@bramus@DavidDarnes@Jbasoo This is cool, I recently created a syntax highlighting web component at work for our internal wiki thing, but it uses Shiki, not CSS Highlight.
Looking at Shiki, they do have a codeToTokens function, but it requires some internal (great naming 😀) thing to get passed to it which supposedly needs to initialize the langs/themes and I can't be bothered to figure that out right now, but seems like it should be doable
@bramus@DavidDarnes@Jbasoo Oh cool, you can just import it from the web bundle, not too bad.
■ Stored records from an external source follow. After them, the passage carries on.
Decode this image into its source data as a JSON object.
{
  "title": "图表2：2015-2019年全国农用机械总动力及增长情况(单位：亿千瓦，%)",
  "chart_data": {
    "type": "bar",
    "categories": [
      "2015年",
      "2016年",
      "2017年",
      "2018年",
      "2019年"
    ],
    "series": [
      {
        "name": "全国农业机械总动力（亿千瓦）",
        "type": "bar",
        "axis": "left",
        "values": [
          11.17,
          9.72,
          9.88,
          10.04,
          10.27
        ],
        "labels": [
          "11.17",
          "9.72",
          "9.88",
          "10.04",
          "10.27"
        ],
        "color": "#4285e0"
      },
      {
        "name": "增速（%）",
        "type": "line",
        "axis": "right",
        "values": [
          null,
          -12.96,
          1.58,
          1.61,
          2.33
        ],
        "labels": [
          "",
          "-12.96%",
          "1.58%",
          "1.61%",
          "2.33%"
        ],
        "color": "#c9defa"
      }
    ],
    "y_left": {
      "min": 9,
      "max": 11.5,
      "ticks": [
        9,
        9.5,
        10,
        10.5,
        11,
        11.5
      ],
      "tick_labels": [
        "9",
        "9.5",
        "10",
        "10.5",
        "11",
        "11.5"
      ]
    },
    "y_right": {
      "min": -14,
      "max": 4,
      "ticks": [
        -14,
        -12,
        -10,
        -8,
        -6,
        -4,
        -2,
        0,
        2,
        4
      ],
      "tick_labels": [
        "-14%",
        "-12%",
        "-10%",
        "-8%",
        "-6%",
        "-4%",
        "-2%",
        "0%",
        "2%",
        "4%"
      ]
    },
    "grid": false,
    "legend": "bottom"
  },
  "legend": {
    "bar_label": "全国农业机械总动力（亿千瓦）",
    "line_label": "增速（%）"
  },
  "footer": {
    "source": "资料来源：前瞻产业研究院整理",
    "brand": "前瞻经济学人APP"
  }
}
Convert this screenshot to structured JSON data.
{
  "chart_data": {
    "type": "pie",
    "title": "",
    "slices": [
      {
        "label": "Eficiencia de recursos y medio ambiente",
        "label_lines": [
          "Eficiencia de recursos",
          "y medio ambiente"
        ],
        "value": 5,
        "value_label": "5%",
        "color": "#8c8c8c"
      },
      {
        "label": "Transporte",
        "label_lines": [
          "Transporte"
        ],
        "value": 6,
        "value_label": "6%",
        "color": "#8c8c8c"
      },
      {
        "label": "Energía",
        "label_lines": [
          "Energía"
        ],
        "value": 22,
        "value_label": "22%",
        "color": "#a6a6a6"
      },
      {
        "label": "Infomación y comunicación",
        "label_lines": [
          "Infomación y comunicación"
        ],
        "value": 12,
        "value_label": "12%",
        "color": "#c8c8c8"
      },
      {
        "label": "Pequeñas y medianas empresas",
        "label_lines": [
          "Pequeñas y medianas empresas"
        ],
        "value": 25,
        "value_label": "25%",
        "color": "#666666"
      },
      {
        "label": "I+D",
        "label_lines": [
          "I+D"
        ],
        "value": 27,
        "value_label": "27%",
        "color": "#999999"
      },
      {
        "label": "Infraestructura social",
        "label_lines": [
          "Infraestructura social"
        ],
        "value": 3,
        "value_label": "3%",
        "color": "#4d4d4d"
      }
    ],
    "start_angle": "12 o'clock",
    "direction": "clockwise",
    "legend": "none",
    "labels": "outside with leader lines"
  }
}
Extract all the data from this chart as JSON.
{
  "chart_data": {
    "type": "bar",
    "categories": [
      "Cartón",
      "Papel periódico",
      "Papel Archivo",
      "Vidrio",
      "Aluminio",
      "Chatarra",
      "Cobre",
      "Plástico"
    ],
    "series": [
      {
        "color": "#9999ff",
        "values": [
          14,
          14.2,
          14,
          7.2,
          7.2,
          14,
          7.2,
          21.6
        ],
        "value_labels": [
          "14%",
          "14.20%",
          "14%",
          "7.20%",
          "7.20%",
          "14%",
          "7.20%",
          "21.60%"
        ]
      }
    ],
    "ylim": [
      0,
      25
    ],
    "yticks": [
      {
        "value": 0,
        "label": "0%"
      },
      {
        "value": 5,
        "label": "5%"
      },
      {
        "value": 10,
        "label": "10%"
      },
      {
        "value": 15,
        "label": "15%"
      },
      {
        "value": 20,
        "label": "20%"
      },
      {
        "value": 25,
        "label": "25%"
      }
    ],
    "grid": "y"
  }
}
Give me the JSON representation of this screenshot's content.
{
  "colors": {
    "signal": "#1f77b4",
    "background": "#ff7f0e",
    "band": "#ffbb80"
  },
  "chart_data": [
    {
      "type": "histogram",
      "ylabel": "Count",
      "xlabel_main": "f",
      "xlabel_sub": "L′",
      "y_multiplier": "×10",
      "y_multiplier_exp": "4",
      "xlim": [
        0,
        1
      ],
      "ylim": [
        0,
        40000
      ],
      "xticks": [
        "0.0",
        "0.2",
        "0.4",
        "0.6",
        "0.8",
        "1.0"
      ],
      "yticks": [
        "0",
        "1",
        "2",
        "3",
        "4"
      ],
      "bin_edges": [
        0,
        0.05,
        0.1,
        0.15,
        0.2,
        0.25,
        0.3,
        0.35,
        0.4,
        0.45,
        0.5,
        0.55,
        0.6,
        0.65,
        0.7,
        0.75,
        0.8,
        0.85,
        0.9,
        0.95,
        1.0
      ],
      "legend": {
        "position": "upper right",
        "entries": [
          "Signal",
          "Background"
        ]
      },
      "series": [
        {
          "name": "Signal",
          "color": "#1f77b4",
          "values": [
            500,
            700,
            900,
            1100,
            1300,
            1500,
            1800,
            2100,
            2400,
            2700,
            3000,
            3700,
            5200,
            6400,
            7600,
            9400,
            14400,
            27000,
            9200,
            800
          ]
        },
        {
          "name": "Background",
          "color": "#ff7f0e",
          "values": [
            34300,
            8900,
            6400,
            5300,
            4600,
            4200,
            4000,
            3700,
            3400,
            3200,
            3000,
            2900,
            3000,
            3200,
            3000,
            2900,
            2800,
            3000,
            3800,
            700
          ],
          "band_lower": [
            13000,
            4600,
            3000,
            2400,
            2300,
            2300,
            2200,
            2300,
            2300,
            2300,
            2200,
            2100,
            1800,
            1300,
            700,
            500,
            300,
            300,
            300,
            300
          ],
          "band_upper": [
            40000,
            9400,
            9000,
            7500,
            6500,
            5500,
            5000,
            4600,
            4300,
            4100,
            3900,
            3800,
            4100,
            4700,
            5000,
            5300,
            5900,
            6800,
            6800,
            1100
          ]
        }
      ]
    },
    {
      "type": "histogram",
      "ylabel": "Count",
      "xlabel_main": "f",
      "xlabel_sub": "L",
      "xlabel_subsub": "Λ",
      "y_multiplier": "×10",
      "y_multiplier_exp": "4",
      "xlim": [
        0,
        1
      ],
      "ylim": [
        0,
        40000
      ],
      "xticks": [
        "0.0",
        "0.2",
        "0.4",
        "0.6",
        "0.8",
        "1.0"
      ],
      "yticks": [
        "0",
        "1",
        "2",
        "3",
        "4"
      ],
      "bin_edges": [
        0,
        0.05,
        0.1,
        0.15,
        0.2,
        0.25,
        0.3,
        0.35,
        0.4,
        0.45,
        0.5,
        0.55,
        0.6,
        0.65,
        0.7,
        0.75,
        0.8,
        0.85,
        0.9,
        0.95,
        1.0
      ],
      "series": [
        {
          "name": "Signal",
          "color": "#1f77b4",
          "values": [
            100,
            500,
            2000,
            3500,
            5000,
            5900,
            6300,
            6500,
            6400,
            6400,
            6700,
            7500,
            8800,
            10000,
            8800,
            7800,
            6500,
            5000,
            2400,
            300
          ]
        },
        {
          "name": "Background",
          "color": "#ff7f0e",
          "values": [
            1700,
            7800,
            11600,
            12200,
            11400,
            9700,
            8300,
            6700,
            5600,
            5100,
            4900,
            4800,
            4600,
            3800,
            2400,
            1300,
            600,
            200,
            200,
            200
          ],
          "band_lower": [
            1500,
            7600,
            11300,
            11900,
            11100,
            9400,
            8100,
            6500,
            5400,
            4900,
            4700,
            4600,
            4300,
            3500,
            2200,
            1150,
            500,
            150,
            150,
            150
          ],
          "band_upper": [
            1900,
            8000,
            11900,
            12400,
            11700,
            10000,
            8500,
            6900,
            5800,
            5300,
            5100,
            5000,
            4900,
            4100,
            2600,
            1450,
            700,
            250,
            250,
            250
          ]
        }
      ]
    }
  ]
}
Funny enough it doesnt actually give you the tokens, but I guess you can differentiate based on the color values
@bramus@DavidDarnes@Jbasoo Hm, can anybody point out to me what I'm doing wrong here? I would have expected 4 different colors in the output, but im seeing only 2?
@bramus@DavidDarnes@Jbasoo Oh lol, figured it out. i++ was in the wrong place, and the fourth color/token is whitespace
This is working nicely then! Very cool api, and nice to see that it can be integrated with shiki pretty easily. Would just have to adjust the stylesheet for the theme to accommodate, but you can probably automate that.
@passle@scrwd I was about to say the same thing, though this is cool regardless! I'm sure a more lean tokenizer can be found. Had a play with it myself but I'm not familiar with the highlight API yet, need to read more
@DavidDarnes@passle I think it will be interesting when this is targeted directly by libs - so we might just see lean tokenisers maybe - right now using an full existing lib that can run on the server, in the browser seems like overkill for syntax highlighting on a blog - maybe it's cool for interactive tools tho. Aside from a smaller amount of elements in the DOM I'm not sure where the big benefits lay - like is that enough?